Results: There was a strong correlation between the SUV and SBR and the f-DTV and SBR. Correlation coefficients: SUVmax vs. SBR, r=0.839; SUVpeak vs. SBR, r=0.852; SUVmean(1) vs. SBR, r=0.763; SUVmean(2) vs. SBR, r=0.767; SUVmean(3) vs. SBR, r=0.733; f-DTV(2) vs. SBR, r=0.874; f-DTV(3) vs. SBR, r=0.82. In the ROC curve, f-DTV had a higher diagnostic ability than SBR and SUV. ROC (AUC): SBR=0.867, SUVmax=0.904, SUVpeak=0.911, SUVmean(1)=0.860, SUVmean(2)=0.859, SUVmean(3)=0.783, f-DTV(1)=0.896, f-DTV(2)=0.984. SBR: Cut-off value=5.65, Sensitivity=90%, Specificity=73.3%. SUVmax: Cut-off value=4.88, Sensitivity=76.7% Specificity=86.7%. SUVpeak: Cut-off value=3.4, Sensitivity=76.7%, Specificity=90.0%. SUVmean(1): Cut-off value=2.45, Sensitivity=86.7%, Specificity=70.0%. SUVmean(2): Cut-off value=2.30, Sensitivity=76.7%, Specificity=83.3%. SUVmean(3): Cut-off value=2.38, Sensitivity=70.0%, Specificity=73.3%. f-DTV(2): Cut-off value=26.6, Sensitivity=86.7%, Specificity=76.7%. f-DTV(3): Cut-off value=28.7, Sensitivity=93.3%, Specificity=96.7%.

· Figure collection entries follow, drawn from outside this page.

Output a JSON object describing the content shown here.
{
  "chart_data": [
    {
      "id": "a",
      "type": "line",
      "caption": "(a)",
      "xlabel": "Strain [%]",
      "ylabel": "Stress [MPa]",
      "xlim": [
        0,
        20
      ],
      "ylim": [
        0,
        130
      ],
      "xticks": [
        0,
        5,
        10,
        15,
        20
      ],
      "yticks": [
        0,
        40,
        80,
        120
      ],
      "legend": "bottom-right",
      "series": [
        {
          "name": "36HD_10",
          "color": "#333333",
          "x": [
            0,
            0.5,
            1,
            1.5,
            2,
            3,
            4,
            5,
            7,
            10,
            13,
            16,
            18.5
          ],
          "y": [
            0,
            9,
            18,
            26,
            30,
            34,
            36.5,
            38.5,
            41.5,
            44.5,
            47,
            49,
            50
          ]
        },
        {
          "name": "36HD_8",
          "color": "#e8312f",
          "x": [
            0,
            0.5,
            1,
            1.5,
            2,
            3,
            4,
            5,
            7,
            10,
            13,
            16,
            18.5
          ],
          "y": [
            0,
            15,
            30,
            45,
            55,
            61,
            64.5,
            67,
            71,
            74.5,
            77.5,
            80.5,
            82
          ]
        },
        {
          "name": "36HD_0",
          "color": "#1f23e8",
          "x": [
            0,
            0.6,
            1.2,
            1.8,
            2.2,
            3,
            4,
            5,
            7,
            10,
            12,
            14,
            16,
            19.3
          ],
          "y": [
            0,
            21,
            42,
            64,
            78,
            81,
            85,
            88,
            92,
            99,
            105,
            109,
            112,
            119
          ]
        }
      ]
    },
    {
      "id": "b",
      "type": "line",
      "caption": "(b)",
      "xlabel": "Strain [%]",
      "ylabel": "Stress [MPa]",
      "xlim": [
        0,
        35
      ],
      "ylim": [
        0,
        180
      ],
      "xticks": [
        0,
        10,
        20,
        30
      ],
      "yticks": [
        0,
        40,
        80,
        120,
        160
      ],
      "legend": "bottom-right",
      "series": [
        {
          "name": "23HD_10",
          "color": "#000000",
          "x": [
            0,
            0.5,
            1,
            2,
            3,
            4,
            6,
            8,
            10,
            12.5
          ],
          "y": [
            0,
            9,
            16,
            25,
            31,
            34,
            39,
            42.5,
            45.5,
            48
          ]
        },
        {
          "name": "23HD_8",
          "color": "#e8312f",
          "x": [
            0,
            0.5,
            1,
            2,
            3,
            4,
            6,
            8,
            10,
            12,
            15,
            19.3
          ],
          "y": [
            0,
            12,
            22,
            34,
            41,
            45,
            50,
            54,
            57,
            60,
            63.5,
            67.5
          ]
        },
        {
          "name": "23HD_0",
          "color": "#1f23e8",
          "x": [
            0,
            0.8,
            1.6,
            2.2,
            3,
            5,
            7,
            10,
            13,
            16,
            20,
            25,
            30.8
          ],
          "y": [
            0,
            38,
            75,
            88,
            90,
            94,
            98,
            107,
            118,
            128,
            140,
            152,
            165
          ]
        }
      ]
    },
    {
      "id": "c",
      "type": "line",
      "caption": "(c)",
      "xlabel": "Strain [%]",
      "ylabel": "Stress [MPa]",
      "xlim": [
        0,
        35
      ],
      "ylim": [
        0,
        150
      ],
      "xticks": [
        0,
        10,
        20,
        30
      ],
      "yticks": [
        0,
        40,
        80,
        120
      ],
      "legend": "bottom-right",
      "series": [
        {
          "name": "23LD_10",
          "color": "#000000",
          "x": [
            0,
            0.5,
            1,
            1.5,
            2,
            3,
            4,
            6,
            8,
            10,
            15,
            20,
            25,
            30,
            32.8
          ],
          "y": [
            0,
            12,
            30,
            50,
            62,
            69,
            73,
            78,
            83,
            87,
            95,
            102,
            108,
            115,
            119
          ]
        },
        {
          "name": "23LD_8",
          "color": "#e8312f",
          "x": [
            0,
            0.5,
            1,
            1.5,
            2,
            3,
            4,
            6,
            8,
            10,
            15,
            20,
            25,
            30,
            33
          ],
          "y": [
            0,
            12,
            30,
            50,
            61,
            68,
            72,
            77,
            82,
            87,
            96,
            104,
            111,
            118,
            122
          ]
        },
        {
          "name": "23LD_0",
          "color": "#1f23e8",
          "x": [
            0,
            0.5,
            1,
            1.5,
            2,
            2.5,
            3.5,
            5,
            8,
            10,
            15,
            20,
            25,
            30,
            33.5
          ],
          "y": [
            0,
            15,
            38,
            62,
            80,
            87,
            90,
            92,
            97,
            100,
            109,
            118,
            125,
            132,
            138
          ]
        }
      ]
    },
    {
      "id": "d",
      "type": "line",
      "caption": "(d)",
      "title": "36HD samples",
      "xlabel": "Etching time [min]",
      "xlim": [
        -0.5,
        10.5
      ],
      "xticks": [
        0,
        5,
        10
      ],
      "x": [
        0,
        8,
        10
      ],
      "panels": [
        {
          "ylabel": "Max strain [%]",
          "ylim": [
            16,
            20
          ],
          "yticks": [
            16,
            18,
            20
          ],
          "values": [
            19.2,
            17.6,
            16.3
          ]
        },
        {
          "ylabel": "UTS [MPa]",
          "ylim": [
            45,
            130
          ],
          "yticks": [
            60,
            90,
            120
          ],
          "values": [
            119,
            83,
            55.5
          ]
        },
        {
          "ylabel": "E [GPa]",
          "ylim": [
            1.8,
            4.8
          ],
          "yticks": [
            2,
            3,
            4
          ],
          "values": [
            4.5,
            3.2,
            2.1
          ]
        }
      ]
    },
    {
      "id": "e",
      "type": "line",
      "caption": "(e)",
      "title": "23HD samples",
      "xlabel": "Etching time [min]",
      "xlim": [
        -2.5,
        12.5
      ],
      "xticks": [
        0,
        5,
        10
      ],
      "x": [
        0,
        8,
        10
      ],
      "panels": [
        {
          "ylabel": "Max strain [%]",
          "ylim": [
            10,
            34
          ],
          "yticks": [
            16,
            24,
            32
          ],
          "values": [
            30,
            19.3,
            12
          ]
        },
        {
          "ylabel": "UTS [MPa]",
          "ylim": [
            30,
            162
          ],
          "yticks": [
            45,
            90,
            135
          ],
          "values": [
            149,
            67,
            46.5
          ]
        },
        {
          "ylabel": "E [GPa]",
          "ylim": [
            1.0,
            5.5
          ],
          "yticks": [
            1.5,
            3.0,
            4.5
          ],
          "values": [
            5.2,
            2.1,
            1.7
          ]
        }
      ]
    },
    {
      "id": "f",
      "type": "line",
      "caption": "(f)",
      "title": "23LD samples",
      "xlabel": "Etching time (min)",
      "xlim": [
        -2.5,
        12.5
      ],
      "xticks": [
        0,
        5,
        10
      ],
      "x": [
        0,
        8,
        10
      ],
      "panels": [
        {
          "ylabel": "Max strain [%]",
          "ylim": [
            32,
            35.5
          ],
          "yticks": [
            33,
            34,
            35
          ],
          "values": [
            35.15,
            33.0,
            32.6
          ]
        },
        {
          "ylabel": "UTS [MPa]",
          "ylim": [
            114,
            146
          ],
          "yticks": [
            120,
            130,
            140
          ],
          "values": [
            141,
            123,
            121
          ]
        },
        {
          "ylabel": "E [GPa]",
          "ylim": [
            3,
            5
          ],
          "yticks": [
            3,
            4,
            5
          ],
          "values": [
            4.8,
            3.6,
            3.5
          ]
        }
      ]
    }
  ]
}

Conclusions: We proposed the new quantitative index “f-DTV” on DAT SPECT. It was strongly correlated with SBR and had a high diagnostic ability for differentiating PD from non-PD. F-DTV can evaluate both the volume and degree of active dopamine transporter at once, making it a useful marker in Parkinson syndrome.